People who have a buildup of certain proteins in the brain and spinal fluid have an increased likelihood of developing Alzheimer's disease, but it's currently unclear who will develop these protein accumulations. Now researchers reporting online now and in the April 24th issue of Neuron have identified mutations in certain genetic regions that influence the levels of these protein accumulations. The findings may not only help identify people most at risk of developing Alzheimer's disease well before they show signs of cognitive decline, but also offer new information for the design of therapies that target the proteins involved.

"Tau is an important biomarker of neurodegeneration in Alzheimer's disease, present as insoluble aggregates in the brain and as soluble protein in the cerebrospinal fluid," explains senior author Dr. Alison Goate, of Washington University School of Medicine in St. Louis. "We have identified several genes that influence the levels of soluble tau in the cerebrospinal fluid, and we show that one of these genes also influences risk for Alzheimer's disease, rate of cognitive decline in Alzheimer's disease, and density of tangle pathology in the brain."
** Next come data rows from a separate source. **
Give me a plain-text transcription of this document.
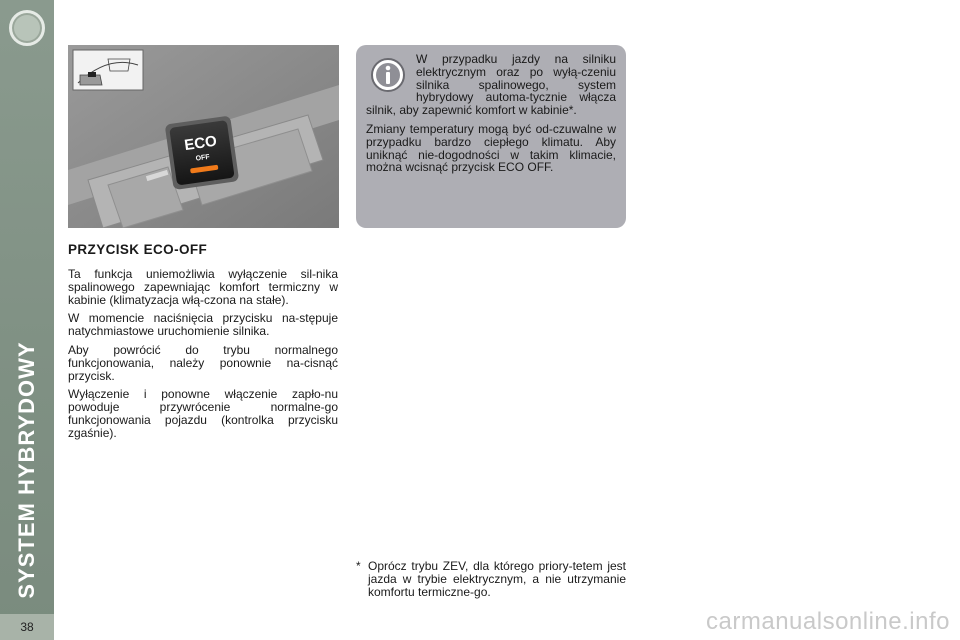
SYSTEM HYBRYDOWY
38
ECO
OFF

W przypadku jazdy na silniku elektrycznym oraz po wyłą-czeniu silnika spalinowego, system hybrydowy automa-tycznie włącza silnik, aby zapewnić komfort w kabinie*.

Zmiany temperatury mogą być od-czuwalne w przypadku bardzo ciepłego klimatu. Aby uniknąć nie-dogodności w takim klimacie, można wcisnąć przycisk ECO OFF.

PRZYCISK ECO-OFF

Ta funkcja uniemożliwia wyłączenie sil-nika spalinowego zapewniając komfort termiczny w kabinie (klimatyzacja włą-czona na stałe).

W momencie naciśnięcia przycisku na-stępuje natychmiastowe uruchomienie silnika.

Aby powrócić do trybu normalnego funkcjonowania, należy ponownie na-cisnąć przycisk.

Wyłączenie i ponowne włączenie zapło-nu powoduje przywrócenie normalne-go funkcjonowania pojazdu (kontrolka przycisku zgaśnie).

* Oprócz trybu ZEV, dla którego priory-tetem jest jazda w trybie elektrycznym, a nie utrzymanie komfortu termiczne-go.
carmanualsonline.info
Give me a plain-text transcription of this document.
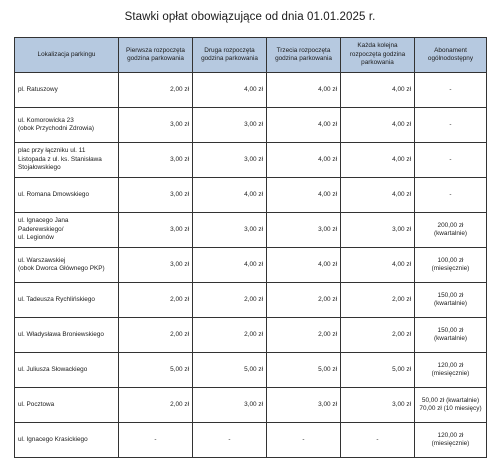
Stawki opłat obowiązujące od dnia 01.01.2025 r.
Lokalizacja parkingu	Pierwsza rozpoczęta godzina parkowania	Druga rozpoczęta godzina parkowania	Trzecia rozpoczęta godzina parkowania	Każda kolejna rozpoczęta godzina parkowania	Abonament ogólnodostępny
pl. Ratuszowy	2,00 zł	4,00 zł	4,00 zł	4,00 zł	-
ul. Komorowicka 23
(obok Przychodni Zdrowia)	3,00 zł	3,00 zł	4,00 zł	4,00 zł	-
plac przy łączniku ul. 11
Listopada z ul. ks. Stanisława
Stojałowskiego	3,00 zł	3,00 zł	4,00 zł	4,00 zł	-
ul. Romana Dmowskiego	3,00 zł	4,00 zł	4,00 zł	4,00 zł	-
ul. Ignacego Jana
Paderewskiego/
ul. Legionów	3,00 zł	3,00 zł	3,00 zł	3,00 zł	200,00 zł
(kwartalnie)
ul. Warszawskiej
(obok Dworca Głównego PKP)	3,00 zł	4,00 zł	4,00 zł	4,00 zł	100,00 zł
(miesięcznie)
ul. Tadeusza Rychlińskiego	2,00 zł	2,00 zł	2,00 zł	2,00 zł	150,00 zł
(kwartalnie)
ul. Władysława Broniewskiego	2,00 zł	2,00 zł	2,00 zł	2,00 zł	150,00 zł
(kwartalnie)
ul. Juliusza Słowackiego	5,00 zł	5,00 zł	5,00 zł	5,00 zł	120,00 zł
(miesięcznie)
ul. Pocztowa	2,00 zł	3,00 zł	3,00 zł	3,00 zł	50,00 zł (kwartalnie)
70,00 zł (10 miesięcy)
ul. Ignacego Krasickiego	-	-	-	-	120,00 zł
(miesięcznie)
Previous genome analyses related to the expression of tau have been conducted in only a small number of patients. Dr. Goate and her team's study included information from 1,269 individuals, making it more than three times the size of previous studies.

A second genetic region identified by the group includes the Alzheimer's disease gene TREM2, which encodes a cellular receptor and other genes in TREM2's family, including TREML2. "Interestingly, although these genes are similar, the association of TREM2 and TREML2 with cerebrospinal fluid tau levels were in the opposite direction—one associated with risk for Alzheimer's disease and the other protective," says first author Dr. Carlos Cruchaga, also of Washington University School of Medicine.

A fourth gene in the mix, APOE, had been identified long ago as a risk factor for Alzheimer's. It has been linked to amyloid-beta, but in the new study, APOE appears to be connected to elevated levels of tau. Finding that APOE is influencing more than one pathway could help explain why the gene has such a big effect on Alzheimer's disease risk, the researchers said.

 "It appears APOE influences risk in more than one way," said Goate, also a professor of genetics and co-director of the Hope Center for Neurological Disorders. "Some of the effects are mediated through amyloid-beta and others by tau. That suggests there are at least two ways in which the gene can influence our risk for Alzheimer's disease."

The researchers now plan to investigate the effects of these gene variants on tau levels in cultured cells and in mice. "In the longer term, we anticipate that knowledge about the role of these genes in Alzheimer's disease may lead to the identification of new targets from therapies or new animal or cellular models of the disease," says Dr. Goate.

Funding for this research comes from the National Institute on Neurological Diseases and Stroke (NINDS) and the National Institute on Aging (NIA) of the National Institutes of Health (NIH). Other funding was provided by AstraZeneca and the Barnes-Jewish Hospital Foundation.